Spiegando che è “un interesse generale” verso l’inchiesta umbra “per sapere di cosa si tratta”, la Procura di Bologna chiederà ai Pm di Perugia le carte dell’indagine antiterrorismo che ha portato all’arresto dell’imam della moschea di Ponte Felcino e di altri due marocchini.

Più di uno filoni di inchiesta sul terrorismo islamico aperti a Bologna.
Nel maggio 2006, ad esempio, vennero fatte 18 perquisizioni nell’ambito di una presunta cellula terroristica che avrebbe fornito supporto logistico ad altri militanti dell’integralismo.
Sempre nel 2006, il Pm Luca Tampieri chiese 18 catture che però vennero respinte prima dal Gip e poi dal Tribunale del riesame. Le motivazioni del riesame suscitarono polemiche: ”Restano esclusi dall’ambito della definizione di terrorismo gli atti di violenza, da chiunque compiuti – scrissero i giudici -contro militari impegnati in un conflitto armato, salvo la illiceità di tali atti sotto altri profili del diritto internazionale umanitario (crimini di guerra o contro l’umanità)”.
L’indagine su un’altra cellula di supporto logistico nel 2003 portò a 17 condanne (e 21 assoluzioni) da parte del Tribunale di Bologna. Si sarebbe trattato di una cellula di integralisti islamici che da Bologna falsificavano documenti e smistavano denaro contraffatto, dando supporto logistico alle attività terroristiche del Gia in Europa. Alcuni imputati nel processo furono poi arrestati nel corso del conflitto in Afghanistan e portati nel campo di Guantanamo bay.
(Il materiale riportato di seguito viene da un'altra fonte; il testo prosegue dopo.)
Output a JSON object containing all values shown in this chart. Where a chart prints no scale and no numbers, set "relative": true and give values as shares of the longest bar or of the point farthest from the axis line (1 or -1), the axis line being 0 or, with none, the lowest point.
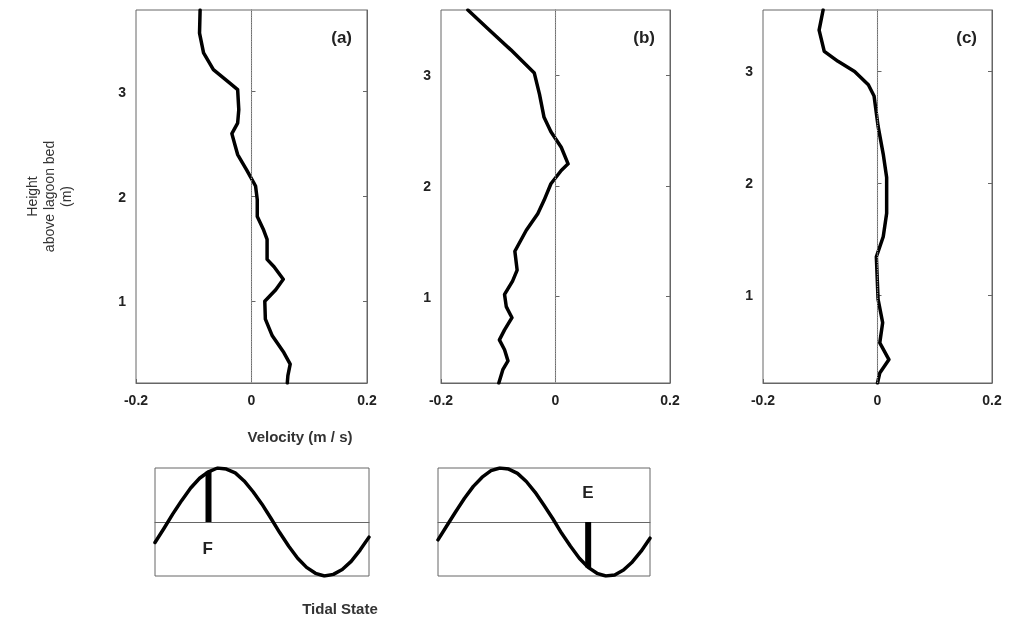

Un possibile obiettivo del terrorismo islamico a Bologna viene considerata la Basilica di San Petronio.
Nella Basilica, che sorge su Piazza Maggiore, è esposto l’affresco di Giovanni da Modena, risalente al 1415, che raffigura una scena del 28/o canto dell’Inferno di Dante in cui Maometto appare nudo tra gli idolatri: immagini ritenute blasfeme dagli integralisti islamici.